Hélène Bidard est adjointe à la Maire de Paris en charge de l’égalité femmes/hommes, de la jeunesse et de l’éducation populaire. Elle revient sur Paris la ville du quart d’heure, la revalorisation des métiers féminisés, les collèges de l’égalité, la lutte contre la prostitution des mineu·res, son travail avec l’Observatoire des violences faites aux femmes, ses projets sur l’égalité professionnelle…

En quoi consiste votre travail en lien avec l’Observatoire parisien des violences faites aux femmes (OPVF) ? 

L’OPVF est la seule instance qui permet de mettre toutes/tous les actrices/acteurs concerné·es autour de la table. Il y a des associations et institutions comme la CAF, l’Éducation Nationale ainsi que le Parquet représenté par la procureure elle-même, ce qui montre l’importance de ces réunions. L’Union des familles de victimes de féminicides (UNFF) nous a rejoint cette année, ainsi que l’association Aurore.

En 2022, sur les quatre premiers mois, le parquet a eu 300 procédures pour violences par conjoint.
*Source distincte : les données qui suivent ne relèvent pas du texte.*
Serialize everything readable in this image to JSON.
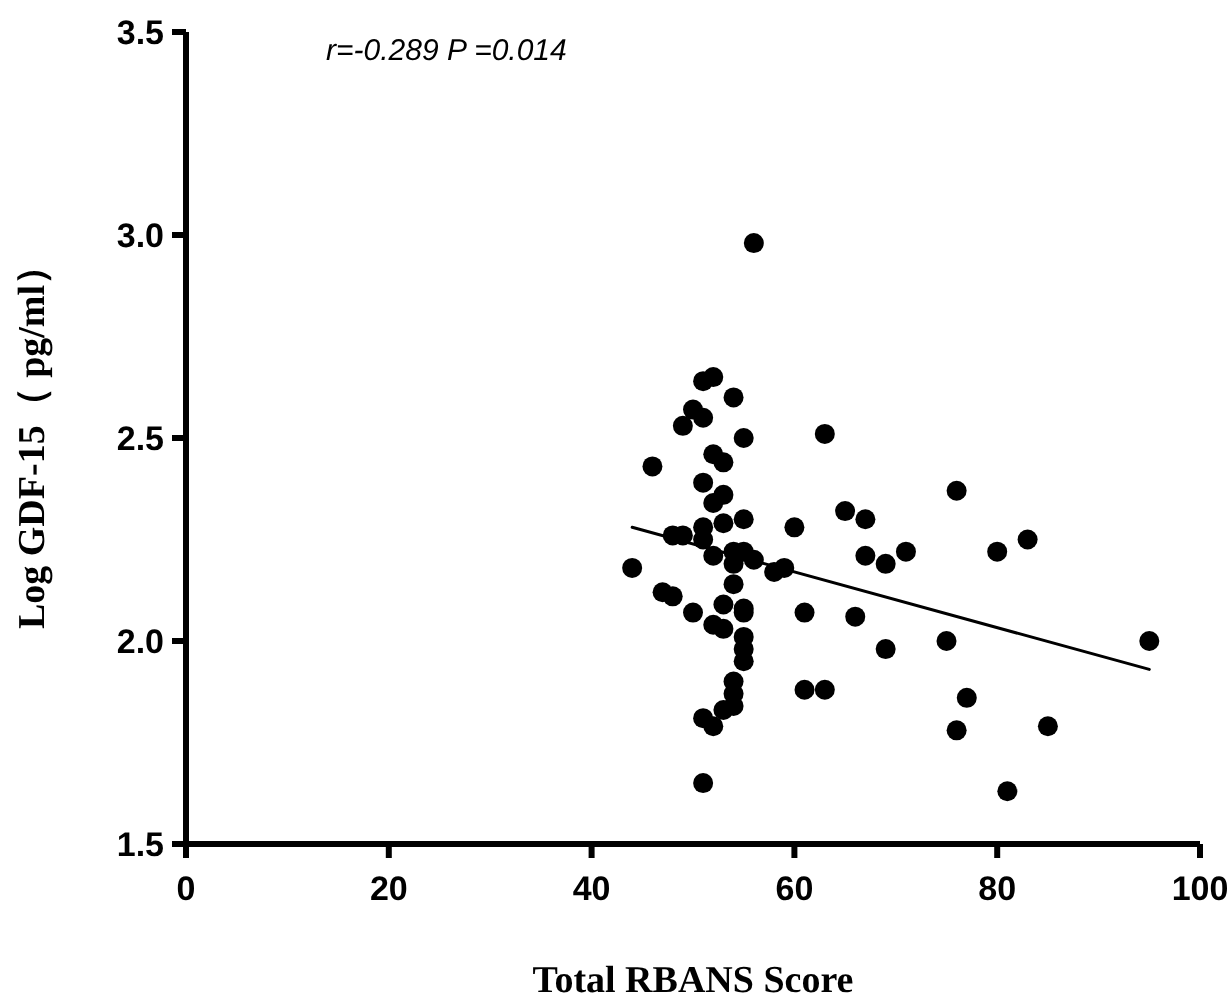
{
  "chart_data": {
    "type": "scatter",
    "xlabel": "Total RBANS Score",
    "ylabel": "Log GDF-15（ pg/ml）",
    "annotations": [
      "r=-0.289 P =0.014"
    ],
    "xlim": [
      0,
      100
    ],
    "xticks": [
      0,
      20,
      40,
      60,
      80,
      100
    ],
    "ylim": [
      1.5,
      3.5
    ],
    "yticks": [
      {
        "value": 1.5,
        "label": "1.5"
      },
      {
        "value": 2,
        "label": "2.0"
      },
      {
        "value": 2.5,
        "label": "2.5"
      },
      {
        "value": 3,
        "label": "3.0"
      },
      {
        "value": 3.5,
        "label": "3.5"
      }
    ],
    "grid": false,
    "marker": "circle",
    "series": [
      {
        "color": "#000000",
        "x": [
          56,
          52,
          51,
          54,
          50,
          51,
          49,
          55,
          63,
          52,
          53,
          46,
          51,
          53,
          52,
          55,
          53,
          76,
          65,
          67,
          60,
          51,
          51,
          48,
          49,
          83,
          80,
          71,
          67,
          69,
          54,
          55,
          56,
          52,
          54,
          44,
          58,
          59,
          54,
          47,
          48,
          53,
          50,
          55,
          55,
          61,
          66,
          52,
          53,
          55,
          55,
          55,
          75,
          95,
          69,
          54,
          54,
          61,
          63,
          54,
          53,
          51,
          52,
          77,
          76,
          85,
          81,
          51
        ],
        "values": [
          2.98,
          2.65,
          2.64,
          2.6,
          2.57,
          2.55,
          2.53,
          2.5,
          2.51,
          2.46,
          2.44,
          2.43,
          2.39,
          2.36,
          2.34,
          2.3,
          2.29,
          2.37,
          2.32,
          2.3,
          2.28,
          2.28,
          2.25,
          2.26,
          2.26,
          2.25,
          2.22,
          2.22,
          2.21,
          2.19,
          2.22,
          2.22,
          2.2,
          2.21,
          2.19,
          2.18,
          2.17,
          2.18,
          2.14,
          2.12,
          2.11,
          2.09,
          2.07,
          2.08,
          2.07,
          2.07,
          2.06,
          2.04,
          2.03,
          2.01,
          1.98,
          1.95,
          2.0,
          2.0,
          1.98,
          1.9,
          1.87,
          1.88,
          1.88,
          1.84,
          1.83,
          1.81,
          1.79,
          1.86,
          1.78,
          1.79,
          1.63,
          1.65
        ]
      },
      {
        "type": "line",
        "color": "#000000",
        "marker": "none",
        "x": [
          44,
          95
        ],
        "values": [
          2.28,
          1.93
        ]
      }
    ]
  }
}
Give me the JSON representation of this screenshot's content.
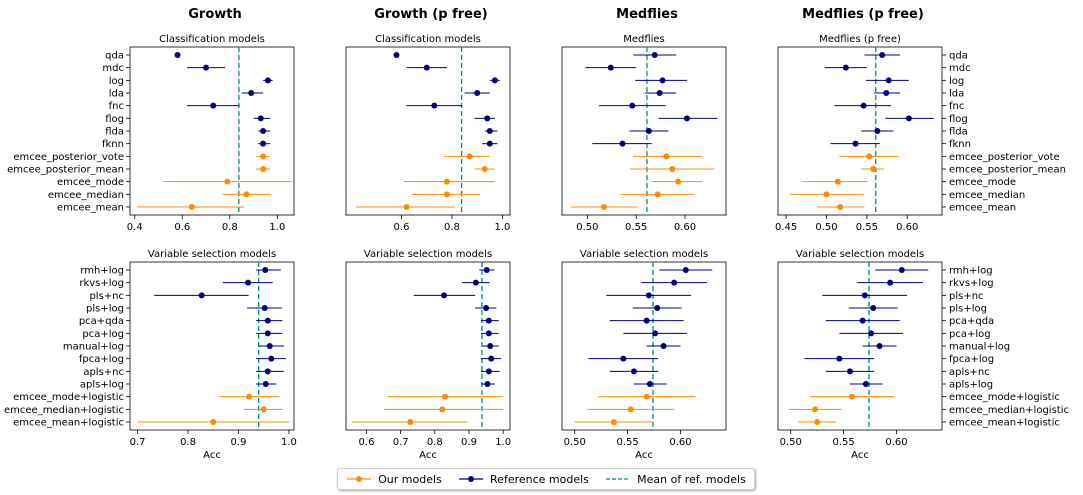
{
  "colors": {
    "ours": "#ff8c00",
    "ref": "#000080",
    "mean": "#008b8b"
  },
  "columns": [
    "Growth",
    "Growth (p free)",
    "Medflies",
    "Medflies (p free)"
  ],
  "legend": {
    "ours": "Our models",
    "ref": "Reference models",
    "mean": "Mean of ref. models"
  },
  "chart_data": [
    {
      "type": "scatter",
      "title": "Classification models",
      "xlabel": "",
      "xticks": [
        "0.4",
        "0.6",
        "0.8",
        "1.0"
      ],
      "xtick_values": [
        0.4,
        0.6,
        0.8,
        1.0
      ],
      "xlim": [
        0.38,
        1.07
      ],
      "mean_line": 0.838,
      "categories": [
        "qda",
        "mdc",
        "log",
        "lda",
        "fnc",
        "flog",
        "flda",
        "fknn",
        "emcee_posterior_vote",
        "emcee_posterior_mean",
        "emcee_mode",
        "emcee_median",
        "emcee_mean"
      ],
      "groups": [
        "ref",
        "ref",
        "ref",
        "ref",
        "ref",
        "ref",
        "ref",
        "ref",
        "ours",
        "ours",
        "ours",
        "ours",
        "ours"
      ],
      "values": [
        0.58,
        0.7,
        0.96,
        0.89,
        0.73,
        0.93,
        0.94,
        0.94,
        0.94,
        0.94,
        0.79,
        0.87,
        0.64
      ],
      "err_low": [
        0.58,
        0.62,
        0.94,
        0.85,
        0.62,
        0.9,
        0.92,
        0.92,
        0.91,
        0.91,
        0.52,
        0.77,
        0.41
      ],
      "err_high": [
        0.58,
        0.78,
        0.98,
        0.94,
        0.84,
        0.97,
        0.97,
        0.97,
        0.97,
        0.97,
        1.06,
        0.97,
        0.86
      ]
    },
    {
      "type": "scatter",
      "title": "Classification models",
      "xlabel": "",
      "xticks": [
        "0.6",
        "0.8",
        "1.0"
      ],
      "xtick_values": [
        0.6,
        0.8,
        1.0
      ],
      "xlim": [
        0.38,
        1.03
      ],
      "mean_line": 0.838,
      "categories": [
        "qda",
        "mdc",
        "log",
        "lda",
        "fnc",
        "flog",
        "flda",
        "fknn",
        "emcee_posterior_vote",
        "emcee_posterior_mean",
        "emcee_mode",
        "emcee_median",
        "emcee_mean"
      ],
      "groups": [
        "ref",
        "ref",
        "ref",
        "ref",
        "ref",
        "ref",
        "ref",
        "ref",
        "ours",
        "ours",
        "ours",
        "ours",
        "ours"
      ],
      "values": [
        0.58,
        0.7,
        0.97,
        0.9,
        0.73,
        0.94,
        0.95,
        0.95,
        0.87,
        0.93,
        0.78,
        0.78,
        0.62
      ],
      "err_low": [
        0.58,
        0.62,
        0.95,
        0.85,
        0.62,
        0.89,
        0.93,
        0.92,
        0.77,
        0.89,
        0.61,
        0.64,
        0.42
      ],
      "err_high": [
        0.58,
        0.78,
        0.99,
        0.95,
        0.84,
        0.97,
        0.98,
        0.98,
        0.95,
        0.97,
        0.97,
        0.91,
        0.81
      ]
    },
    {
      "type": "scatter",
      "title": "Medflies",
      "xlabel": "",
      "xticks": [
        "0.50",
        "0.55",
        "0.60"
      ],
      "xtick_values": [
        0.5,
        0.55,
        0.6
      ],
      "xlim": [
        0.474,
        0.642
      ],
      "mean_line": 0.561,
      "categories": [
        "qda",
        "mdc",
        "log",
        "lda",
        "fnc",
        "flog",
        "flda",
        "fknn",
        "emcee_posterior_vote",
        "emcee_posterior_mean",
        "emcee_mode",
        "emcee_median",
        "emcee_mean"
      ],
      "groups": [
        "ref",
        "ref",
        "ref",
        "ref",
        "ref",
        "ref",
        "ref",
        "ref",
        "ours",
        "ours",
        "ours",
        "ours",
        "ours"
      ],
      "values": [
        0.569,
        0.524,
        0.577,
        0.574,
        0.546,
        0.602,
        0.563,
        0.536,
        0.581,
        0.587,
        0.593,
        0.572,
        0.517
      ],
      "err_low": [
        0.547,
        0.498,
        0.549,
        0.559,
        0.512,
        0.573,
        0.543,
        0.505,
        0.547,
        0.544,
        0.566,
        0.534,
        0.483
      ],
      "err_high": [
        0.591,
        0.55,
        0.602,
        0.591,
        0.58,
        0.633,
        0.583,
        0.566,
        0.617,
        0.63,
        0.618,
        0.609,
        0.551
      ]
    },
    {
      "type": "scatter",
      "title": "Medflies (p free)",
      "xlabel": "",
      "xticks": [
        "0.45",
        "0.50",
        "0.55",
        "0.60"
      ],
      "xtick_values": [
        0.45,
        0.5,
        0.55,
        0.6
      ],
      "xlim": [
        0.44,
        0.643
      ],
      "mean_line": 0.561,
      "categories": [
        "qda",
        "mdc",
        "log",
        "lda",
        "fnc",
        "flog",
        "flda",
        "fknn",
        "emcee_posterior_vote",
        "emcee_posterior_mean",
        "emcee_mode",
        "emcee_median",
        "emcee_mean"
      ],
      "groups": [
        "ref",
        "ref",
        "ref",
        "ref",
        "ref",
        "ref",
        "ref",
        "ref",
        "ours",
        "ours",
        "ours",
        "ours",
        "ours"
      ],
      "values": [
        0.569,
        0.524,
        0.577,
        0.574,
        0.546,
        0.602,
        0.563,
        0.536,
        0.553,
        0.558,
        0.514,
        0.5,
        0.517
      ],
      "err_low": [
        0.547,
        0.498,
        0.549,
        0.559,
        0.51,
        0.573,
        0.543,
        0.505,
        0.516,
        0.543,
        0.471,
        0.455,
        0.488
      ],
      "err_high": [
        0.591,
        0.55,
        0.602,
        0.591,
        0.58,
        0.633,
        0.583,
        0.566,
        0.59,
        0.571,
        0.551,
        0.546,
        0.547
      ]
    },
    {
      "type": "scatter",
      "title": "Variable selection models",
      "xlabel": "Acc",
      "xticks": [
        "0.7",
        "0.8",
        "0.9",
        "1.0"
      ],
      "xtick_values": [
        0.7,
        0.8,
        0.9,
        1.0
      ],
      "xlim": [
        0.685,
        1.01
      ],
      "mean_line": 0.94,
      "categories": [
        "rmh+log",
        "rkvs+log",
        "pls+nc",
        "pls+log",
        "pca+qda",
        "pca+log",
        "manual+log",
        "fpca+log",
        "apls+nc",
        "apls+log",
        "emcee_mode+logistic",
        "emcee_median+logistic",
        "emcee_mean+logistic"
      ],
      "groups": [
        "ref",
        "ref",
        "ref",
        "ref",
        "ref",
        "ref",
        "ref",
        "ref",
        "ref",
        "ref",
        "ours",
        "ours",
        "ours"
      ],
      "values": [
        0.953,
        0.919,
        0.827,
        0.952,
        0.958,
        0.958,
        0.962,
        0.965,
        0.958,
        0.954,
        0.921,
        0.95,
        0.85
      ],
      "err_low": [
        0.935,
        0.869,
        0.733,
        0.917,
        0.935,
        0.935,
        0.94,
        0.935,
        0.935,
        0.935,
        0.862,
        0.91,
        0.7
      ],
      "err_high": [
        0.984,
        0.968,
        0.92,
        0.986,
        0.987,
        0.987,
        0.99,
        0.994,
        0.99,
        0.975,
        0.981,
        0.988,
        1.0
      ]
    },
    {
      "type": "scatter",
      "title": "Variable selection models",
      "xlabel": "Acc",
      "xticks": [
        "0.6",
        "0.7",
        "0.8",
        "0.9",
        "1.0"
      ],
      "xtick_values": [
        0.6,
        0.7,
        0.8,
        0.9,
        1.0
      ],
      "xlim": [
        0.54,
        1.02
      ],
      "mean_line": 0.938,
      "categories": [
        "rmh+log",
        "rkvs+log",
        "pls+nc",
        "pls+log",
        "pca+qda",
        "pca+log",
        "manual+log",
        "fpca+log",
        "apls+nc",
        "apls+log",
        "emcee_mode+logistic",
        "emcee_median+logistic",
        "emcee_mean+logistic"
      ],
      "groups": [
        "ref",
        "ref",
        "ref",
        "ref",
        "ref",
        "ref",
        "ref",
        "ref",
        "ref",
        "ref",
        "ours",
        "ours",
        "ours"
      ],
      "values": [
        0.952,
        0.92,
        0.827,
        0.95,
        0.958,
        0.958,
        0.962,
        0.965,
        0.958,
        0.954,
        0.83,
        0.822,
        0.728
      ],
      "err_low": [
        0.93,
        0.88,
        0.738,
        0.918,
        0.935,
        0.935,
        0.94,
        0.935,
        0.935,
        0.935,
        0.662,
        0.651,
        0.556
      ],
      "err_high": [
        0.975,
        0.96,
        0.918,
        0.98,
        0.987,
        0.987,
        0.987,
        0.994,
        0.99,
        0.975,
        1.0,
        1.0,
        0.895
      ]
    },
    {
      "type": "scatter",
      "title": "Variable selection models",
      "xlabel": "Acc",
      "xticks": [
        "0.50",
        "0.55",
        "0.60"
      ],
      "xtick_values": [
        0.5,
        0.55,
        0.6
      ],
      "xlim": [
        0.488,
        0.643
      ],
      "mean_line": 0.574,
      "categories": [
        "rmh+log",
        "rkvs+log",
        "pls+nc",
        "pls+log",
        "pca+qda",
        "pca+log",
        "manual+log",
        "fpca+log",
        "apls+nc",
        "apls+log",
        "emcee_mode+logistic",
        "emcee_median+logistic",
        "emcee_mean+logistic"
      ],
      "groups": [
        "ref",
        "ref",
        "ref",
        "ref",
        "ref",
        "ref",
        "ref",
        "ref",
        "ref",
        "ref",
        "ours",
        "ours",
        "ours"
      ],
      "values": [
        0.605,
        0.594,
        0.57,
        0.578,
        0.568,
        0.576,
        0.584,
        0.546,
        0.556,
        0.571,
        0.568,
        0.553,
        0.537
      ],
      "err_low": [
        0.58,
        0.563,
        0.53,
        0.555,
        0.533,
        0.546,
        0.568,
        0.513,
        0.533,
        0.556,
        0.522,
        0.512,
        0.5
      ],
      "err_high": [
        0.63,
        0.625,
        0.61,
        0.601,
        0.603,
        0.606,
        0.6,
        0.579,
        0.579,
        0.587,
        0.614,
        0.594,
        0.574
      ]
    },
    {
      "type": "scatter",
      "title": "Variable selection models",
      "xlabel": "Acc",
      "xticks": [
        "0.50",
        "0.55",
        "0.60"
      ],
      "xtick_values": [
        0.5,
        0.55,
        0.6
      ],
      "xlim": [
        0.488,
        0.643
      ],
      "mean_line": 0.574,
      "categories": [
        "rmh+log",
        "rkvs+log",
        "pls+nc",
        "pls+log",
        "pca+qda",
        "pca+log",
        "manual+log",
        "fpca+log",
        "apls+nc",
        "apls+log",
        "emcee_mode+logistic",
        "emcee_median+logistic",
        "emcee_mean+logistic"
      ],
      "groups": [
        "ref",
        "ref",
        "ref",
        "ref",
        "ref",
        "ref",
        "ref",
        "ref",
        "ref",
        "ref",
        "ours",
        "ours",
        "ours"
      ],
      "values": [
        0.605,
        0.594,
        0.57,
        0.578,
        0.568,
        0.576,
        0.584,
        0.546,
        0.556,
        0.571,
        0.558,
        0.523,
        0.525
      ],
      "err_low": [
        0.58,
        0.563,
        0.53,
        0.555,
        0.533,
        0.546,
        0.568,
        0.513,
        0.533,
        0.556,
        0.518,
        0.498,
        0.507
      ],
      "err_high": [
        0.63,
        0.625,
        0.61,
        0.601,
        0.603,
        0.606,
        0.6,
        0.579,
        0.579,
        0.587,
        0.598,
        0.548,
        0.543
      ]
    }
  ]
}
Il faut sans doute multiplier ce chiffre par deux, car lorsqu’on ajoute un autre critère comme l’usage d’une arme, ce n’est plus considéré comme une violence par conjoint dans leur logiciel. Il faut donc plutôt en compter 600 sur les quatre premiers mois. Le Parquet souhaite affiner ces chiffres, en incluant justement ce type de critère. Le gouvernement a publié seulement cet été les chiffres des féminicides pour 2021, c’est un problème pour les associations et les collectivités locales. Le contexte des élections présidentielles et législatives a dû jouer un rôle, vu le bilan lamentable de la « grande cause du quinquennat ». Espérons que cela ne dure pas. Laure Beccuau, la procureure, a établi le chiffre de 20 procédures par jour concernant des violences par conjoint. C’est énorme. Cela représente également plus d’un tiers des personnes suivies par le Service probation insertion pénitentiaire (SPIP). C’est donc un suivi énorme et il n’y a eu aucune augmentation conséquente de moyens depuis #MeToo.

Entre 2014 et aujourd’hui, nous sommes passés de 14 à 60 téléphones grave danger (TGD) à Paris ; c’est un dispositif qui fonctionne bien. Mais là aussi, nous aurions besoin de moyens supplémentaires. Plus on augmente le nombre de TGD, plus il y a de femmes accompagnées sur plusieurs mois, voire années. Il y a neuf bracelets anti-rapprochement à Paris, ce qui est peu, mais aussi moins adapté dans les zones denses comme Paris.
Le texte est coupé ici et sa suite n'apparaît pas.